Marine Le Pen : La cybersécurité est en effet un sujet délicat. On parle souvent des pirates russes mais il ne faut pas oublier les écoutes de la CIA et le fait que le Royaume Uni et d'autres pays avaient autorisé la CIA à installer des bases. Je pense donc que les intérêts de la France ne peuvent être protégés que par la France et je refuse fermement toute ingérence de l'Union européenne dans ce domaine. La notion même de " souveraineté de l'Europe " n'a aucun sens puisqu'il n'existe pas de peuple européen susceptible d'être souverain. Je mettrai donc en place un programme français sur la cybersécurité, en coopérant bien sûr avec les pays alliés de la France, mais en assurant avant tout une protection réelle et aussi sûre que possible des données des administrations, des entreprises et des particuliers français.

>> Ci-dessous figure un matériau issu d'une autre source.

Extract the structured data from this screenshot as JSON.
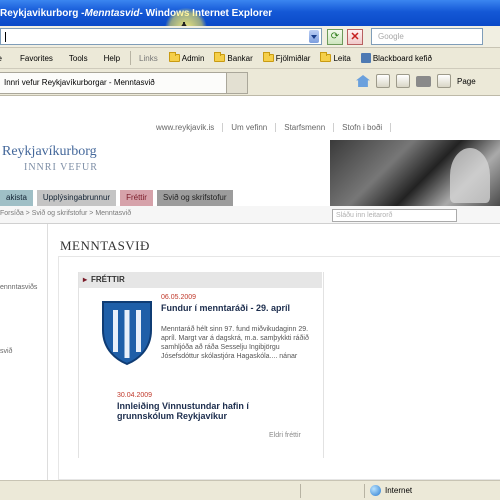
{
  "window": {
    "title_prefix": "Reykjavikurborg - ",
    "title_page": "Menntasvid",
    "title_suffix": " - Windows Internet Explorer"
  },
  "address": {
    "value": "",
    "search_placeholder": "Google"
  },
  "menu": {
    "items": [
      "File",
      "Favorites",
      "Tools",
      "Help"
    ],
    "links_label": "Links",
    "links": [
      "Admin",
      "Bankar",
      "Fjölmiðlar",
      "Leita",
      "Blackboard kefið"
    ]
  },
  "tab": {
    "label": "Innri vefur Reykjavíkurborgar - Menntasvið",
    "toolbar_page": "Page"
  },
  "site": {
    "top_links": [
      "www.reykjavik.is",
      "Um vefinn",
      "Starfsmenn",
      "Stofn i boði"
    ],
    "logo_line1": "Reykjavíkurborg",
    "logo_line2": "INNRI VEFUR",
    "nav_tabs": [
      "akista",
      "Upplýsingabrunnur",
      "Fréttir",
      "Svið og skrifstofur"
    ],
    "breadcrumb": "Forsíða > Svið og skrifstofur > Menntasvið",
    "search_placeholder": "Sláðu inn leitarorð",
    "page_title": "MENNTASVIÐ",
    "left_nav": [
      "",
      "ennntasviðs",
      "",
      "",
      "svið",
      "",
      "",
      ""
    ]
  },
  "news": {
    "heading": "FRÉTTIR",
    "items": [
      {
        "date": "06.05.2009",
        "title": "Fundur í menntaráði - 29. apríl",
        "text": "Menntaráð hélt sinn 97. fund miðvikudaginn 29. apríl. Margt var á dagskrá, m.a. samþykkti ráðið samhljóða að ráða Sesselju Ingibjörgu Jósefsdóttur skólastjóra Hagaskóla.... nánar"
      },
      {
        "date": "30.04.2009",
        "title": "Innleiðing Vinnustundar hafin í grunnskólum Reykjavíkur",
        "text": ""
      }
    ],
    "older_link": "Eldri fréttir"
  },
  "status": {
    "zone": "Internet"
  },
  "colors": {
    "title_bar": "#1458d6",
    "nav_news": "#d6a2aa",
    "logo": "#43679a"
  }
}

Emmanuel Macron : La cybersécurité est une vraie priorité sur laquelle nous sommes plutôt en retard. Les pays les plus en pointe sont les Etats-Unis et Israël, qui a un rapport existentiel avec ce genre de question et a accompli un travail absolument remarquable en construisant quasiment une cité de la cybersécurité [à Beersheba]. C’est un sujet essentiel parce que notre souveraineté numérique et notre capacité à nous protéger, aussi bien sur le plan militaire que civil (universités, ministères…), en dépendent. Il nous faut une stratégie sur le plan européen, au moins franco-allemande, qui requiert un rapprochement de nos univers de recherche, de nos intérêts militaires, de nos experts. Quand je m’engage sur 2 % de PIB pour la défense, j’inclus la cybersécurité.